Are we parenting from the rear view mirror?
Over the past couple of weeks, the back-to-school rush has been in full swing. New schools, new milestones, new sports activities- it’s the beginning of lots of new things for our kiddos and for us as parents. My Facebook feed has been filled with first-day-of-school photos displayed by proud parents (me included). But, along with those proud and joyful moments, there’s often a hint of bittersweet regret. Our kids are growing up too fast. Where did the time go? They aren’t babies anymore. I hear and see those phrases a lot.
I can honestly say, though, that I have not felt any sadness about my daughter starting Pre-K. Not even a hint. I have, however, felt a twinge of sadness as my son’s first birthday came and went, but I’ve made a conscious decision to try not to indulge those feelings too much.

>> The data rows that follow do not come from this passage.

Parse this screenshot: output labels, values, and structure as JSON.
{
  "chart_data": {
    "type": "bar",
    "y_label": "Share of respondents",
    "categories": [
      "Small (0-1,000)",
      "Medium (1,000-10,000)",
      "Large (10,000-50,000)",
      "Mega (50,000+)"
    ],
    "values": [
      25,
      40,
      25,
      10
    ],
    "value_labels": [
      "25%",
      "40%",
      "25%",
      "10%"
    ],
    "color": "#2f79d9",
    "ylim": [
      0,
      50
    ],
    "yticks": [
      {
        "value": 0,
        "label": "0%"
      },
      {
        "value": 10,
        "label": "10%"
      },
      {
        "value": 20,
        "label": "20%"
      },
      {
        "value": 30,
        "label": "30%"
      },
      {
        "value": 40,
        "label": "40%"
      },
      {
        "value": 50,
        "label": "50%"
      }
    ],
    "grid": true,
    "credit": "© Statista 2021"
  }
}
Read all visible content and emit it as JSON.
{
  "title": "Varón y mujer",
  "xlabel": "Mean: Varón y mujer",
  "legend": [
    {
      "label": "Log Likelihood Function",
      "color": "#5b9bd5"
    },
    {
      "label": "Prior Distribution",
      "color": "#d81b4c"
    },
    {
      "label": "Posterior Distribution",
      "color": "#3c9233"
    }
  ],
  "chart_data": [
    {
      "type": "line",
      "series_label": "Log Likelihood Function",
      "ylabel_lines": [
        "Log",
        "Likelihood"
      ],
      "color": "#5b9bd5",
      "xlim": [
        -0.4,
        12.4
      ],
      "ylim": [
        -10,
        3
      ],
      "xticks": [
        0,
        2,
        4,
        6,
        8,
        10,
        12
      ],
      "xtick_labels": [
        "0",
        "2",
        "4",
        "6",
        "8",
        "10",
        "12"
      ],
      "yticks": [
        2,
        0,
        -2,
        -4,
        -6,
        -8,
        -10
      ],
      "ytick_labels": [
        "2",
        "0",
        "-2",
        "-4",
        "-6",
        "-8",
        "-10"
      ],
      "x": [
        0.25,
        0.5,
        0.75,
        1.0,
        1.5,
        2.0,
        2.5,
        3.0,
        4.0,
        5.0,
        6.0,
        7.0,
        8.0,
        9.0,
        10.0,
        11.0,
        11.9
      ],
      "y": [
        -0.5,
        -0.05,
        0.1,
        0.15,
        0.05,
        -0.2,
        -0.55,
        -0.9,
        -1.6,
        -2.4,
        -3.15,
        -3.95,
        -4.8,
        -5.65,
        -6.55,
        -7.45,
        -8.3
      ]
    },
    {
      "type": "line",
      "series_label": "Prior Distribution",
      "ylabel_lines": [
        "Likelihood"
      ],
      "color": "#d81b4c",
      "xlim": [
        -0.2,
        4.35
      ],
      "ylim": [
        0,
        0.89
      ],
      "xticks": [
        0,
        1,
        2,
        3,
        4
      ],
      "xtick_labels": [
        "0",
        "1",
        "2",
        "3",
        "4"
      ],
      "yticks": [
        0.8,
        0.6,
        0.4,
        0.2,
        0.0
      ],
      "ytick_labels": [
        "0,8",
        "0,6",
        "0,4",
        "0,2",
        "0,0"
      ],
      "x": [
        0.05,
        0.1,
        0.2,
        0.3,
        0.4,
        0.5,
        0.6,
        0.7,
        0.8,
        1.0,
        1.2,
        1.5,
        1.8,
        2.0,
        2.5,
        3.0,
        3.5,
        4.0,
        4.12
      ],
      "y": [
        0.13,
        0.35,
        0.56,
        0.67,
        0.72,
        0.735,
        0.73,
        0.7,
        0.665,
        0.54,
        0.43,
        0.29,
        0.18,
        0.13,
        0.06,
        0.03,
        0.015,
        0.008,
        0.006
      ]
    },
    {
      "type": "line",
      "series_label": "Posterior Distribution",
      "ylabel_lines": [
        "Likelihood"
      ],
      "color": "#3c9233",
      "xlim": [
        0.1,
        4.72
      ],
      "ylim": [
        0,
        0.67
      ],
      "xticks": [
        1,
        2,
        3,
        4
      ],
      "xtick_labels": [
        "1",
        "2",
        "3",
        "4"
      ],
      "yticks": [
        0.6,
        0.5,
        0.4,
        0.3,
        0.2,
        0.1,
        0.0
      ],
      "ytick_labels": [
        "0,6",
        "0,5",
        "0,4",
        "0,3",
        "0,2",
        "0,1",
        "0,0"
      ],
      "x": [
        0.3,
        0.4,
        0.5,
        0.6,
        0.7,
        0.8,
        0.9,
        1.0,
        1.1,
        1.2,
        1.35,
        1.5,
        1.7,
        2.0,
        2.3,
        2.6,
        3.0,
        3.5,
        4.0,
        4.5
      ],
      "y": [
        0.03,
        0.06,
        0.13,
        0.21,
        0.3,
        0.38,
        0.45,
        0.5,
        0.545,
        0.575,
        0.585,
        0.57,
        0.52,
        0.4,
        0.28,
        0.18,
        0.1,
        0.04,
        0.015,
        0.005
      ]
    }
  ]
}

Dwelling on the past means it’s about me, not my kids
I cringe a little bit every time I hear parents lamenting the fact that their kids are growing up. Maybe it’s because I work in a children’s hospital and I’ve often seen the alternative. Some people’s children don’t get the chance to grow up, so I feel a responsibility to always remember how lucky I am that mine have that opportunity.Of course, I know that just because someone is sad that their kids are getting older doesn’t mean they aren’t grateful. In fact, I’m sure they are very grateful. It’s just that being sad that a kid is growing up seems like the parent is mourning a loss. But for a kid, growing up isn’t a loss; it’s a great adventure. I want to join in that adventure with my kids, not wish we were somewhere else. So rather than indulge my own thoughts of what it was like to nuzzle a newborn, I would rather think about how exciting it is to teach my daughter to read or marvel at how much she’s learned about dinosaurs.
I try to remember not to make this family we’ve created all about me. I don’t want to inadvertently send the message to my children that all of my happiness is centered on them and that once they are all grown up, I’ll have nothing left. The burden of being a parent’s everything is too much for a child to carry. Instead, I’d like to join my kids on the journey and enjoy every minute I can along the way.